Meta launches first AI smart glasses with integrated display


Technology company Meta has added to its Ray-Ban smart glasses series with the Meta Ray-Ban Display – its first pair to combine AI and augmented reality.
Meta's latest glasses feature a heads-up display that overlays information such as messages, captions and video calls over the view from one eye.
The glasses ship with a smart wristband that enables voice-free control through subtle hand movements – a unique innovation that the Facebook parent company previewed with a paper in Nature just months ago.
Meta CEO Mark Zuckerberg unveiled the glasses in a keynote presentation at the company's Connect conference on Wednesday.
In it, he pitched the Meta Ray-Ban Display as a revolutionary device that would free people from the distractions of their smartphones while enhancing their natural capabilities.
"Our goal is to build great-looking glasses that deliver personal superintelligence and a feeling of presence using realistic holograms," said Zuckerberg.
Personal superintelligence is a phrase coined by Meta to describe the use of advanced artificial intelligence (AI) by individuals, tailored to their personal lives and goals.
"Glasses are the ideal form factor for personal superintelligence because they let you stay present in the moment while getting access to all of these AI capabilities that make you smarter, help you communicate better, improve your memory, improve your senses and more," continued Zuckerberg.
"Glasses are the only form factor where you can let an AI see what you see, hear what you hear, talk to you throughout the day, and very soon generate whater UI you need, right in your vision in real time."
The display on the glasses is designed to be big enough to see without blocking the user's vision, and to be bright and crisp enough to read even outdoors in the sun.

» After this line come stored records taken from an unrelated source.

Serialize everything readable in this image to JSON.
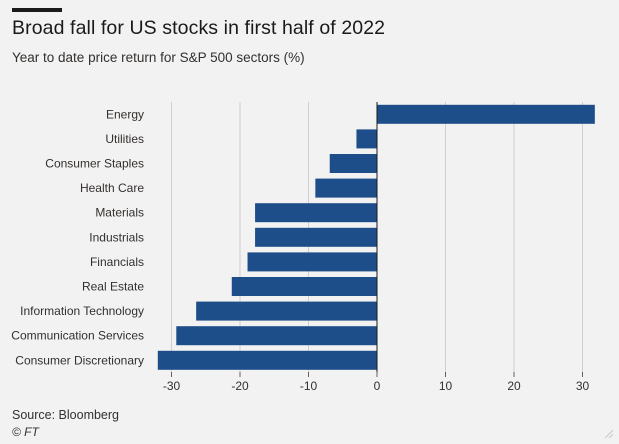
{
  "header": {
    "title": "Broad fall for US stocks in first half of 2022",
    "subtitle": "Year to date price return for S&P 500 sectors (%)"
  },
  "footer": {
    "source": "Source: Bloomberg",
    "copyright": "© FT"
  },
  "colors": {
    "background": "#f2f2f2",
    "bar": "#1d4e89",
    "gridline": "#cfcfcf",
    "text": "#33302e"
  },
  "chart_data": {
    "type": "bar",
    "orientation": "horizontal",
    "categories": [
      "Energy",
      "Utilities",
      "Consumer Staples",
      "Health Care",
      "Materials",
      "Industrials",
      "Financials",
      "Real Estate",
      "Information Technology",
      "Communication Services",
      "Consumer Discretionary"
    ],
    "values": [
      31.8,
      -3.0,
      -6.9,
      -9.0,
      -17.8,
      -17.8,
      -18.9,
      -21.2,
      -26.4,
      -29.3,
      -32.0
    ],
    "xlim": [
      -32,
      32
    ],
    "xticks": [
      -30,
      -20,
      -10,
      0,
      10,
      20,
      30
    ],
    "xtick_labels": [
      "-30",
      "-20",
      "-10",
      "0",
      "10",
      "20",
      "30"
    ],
    "grid": "vertical",
    "title": "Broad fall for US stocks in first half of 2022",
    "subtitle": "Year to date price return for S&P 500 sectors (%)",
    "xlabel": "",
    "ylabel": ""
  }
}
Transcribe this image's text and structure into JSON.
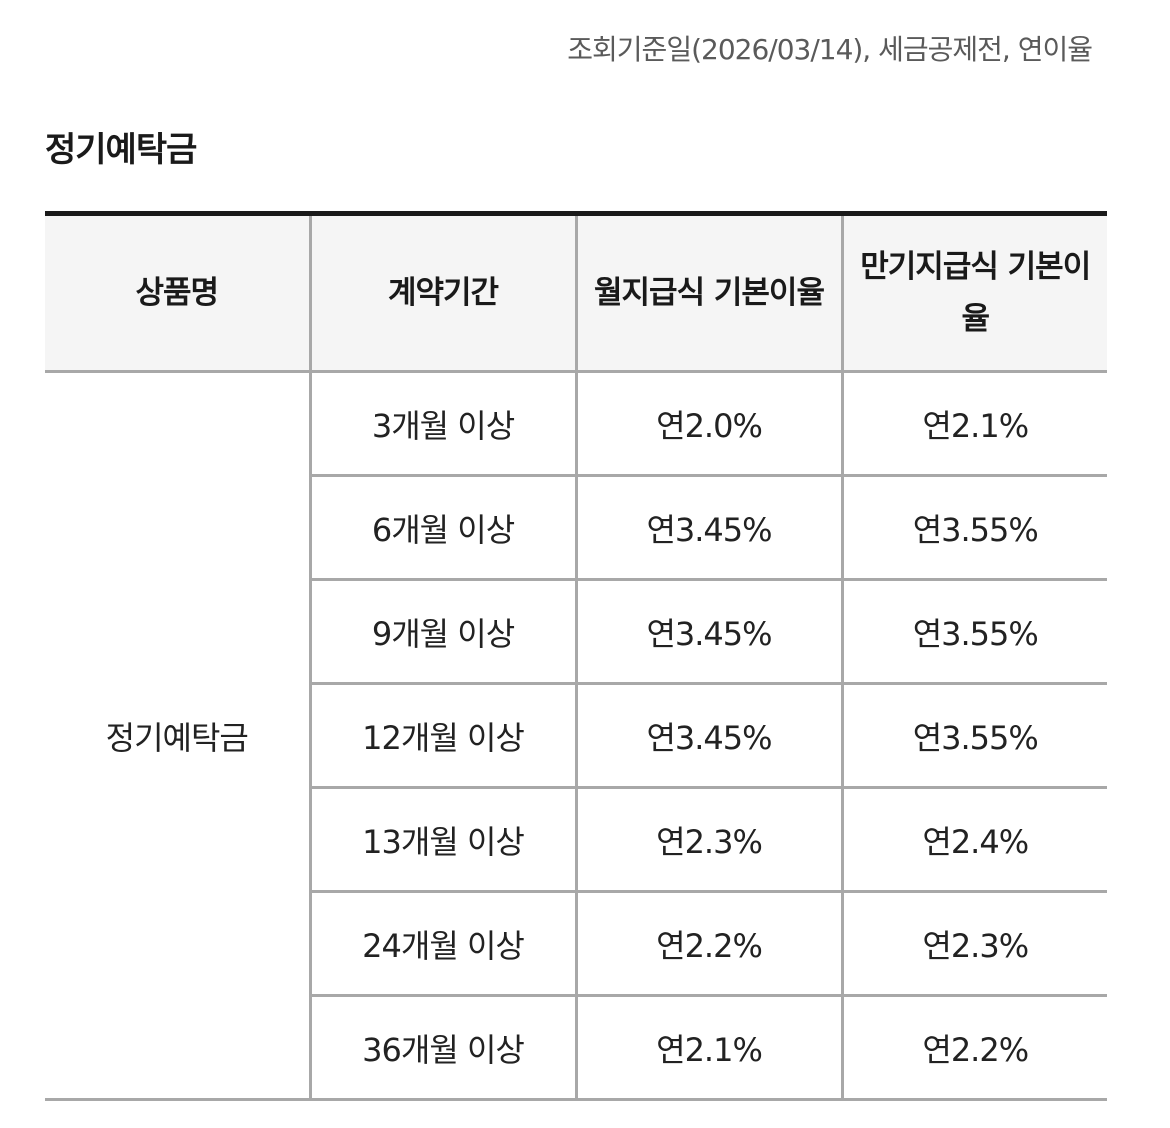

It is invisible to anyone but the wearer and disappears when not in use.
For controls, the glasses continue to offer voice control and the touch panel on the arm like the previous Meta Ray-Ban models but add what Meta is calling the Neural Band.
This wraps around the wrist and reads the minute muscle movements of subtle hand gestures, such as tapping the thumb in different spots as if operating a virtual D-pad, twisting a virtual knob to turn up the volume on music or handwriting letters to spell out a text message.
Meta is describing the wristband as the world's first mainstream neural interface, because it works by reading the electrical activity of the nervous system, even if it doesn't require the type of invasive implant usually associated with this technology.
This also means that the wristband can be used by people with limited arm mobility.
The wristband is made from high-performance textiles with carbon-coated electrodes reinforced by a strong and flexible woven mesh made from Vectran, a liquid crystal polymer fibre.
The plastic glasses have Ray-Ban's iconic Wayfarer silhouette, just slightly scaled up and more square, and incorporate transition lenses so as to become sunglasses when outdoors.
Among other functions, the Meta Ray-Ban Display glasses can take photos and videos, preview these recordings to the user, provide live translations and real-time subtitles, give context-aware assistance such as directions and reminders.
Zuckerberg demonstrated several of these uses on stage on Wednesday, although there were some glitches, which he attributed to the Wi-Fi at the venue.
The Meta founder also discussed the uptake of its smart glasses, which the company has been working on for more than 10 years – nearly as long as Google's Google Glass prototype has been consigned to the dustbin.
Zuckerberg said that Meta's data showed that AI glasses were "taking off" and that their sales trajectory was looking similar to some of the most popular electronics of all time.
Meta representatives have previously told Dezeen that they believe that everyone who has glasses is going to upgrade to smart glasses over the next decade.
When its Neural Band was previewed in July, the company suggested that it could become our primary way of interacting with computers, overtaking the keyboard, mouse and touchscreen.
Meta also launched two other smart glasses models at its Connect conference – an upgrade to its display-free Meta Ray-Ban glasses and the new Meta Oakley Vanguard for high-intensity sports.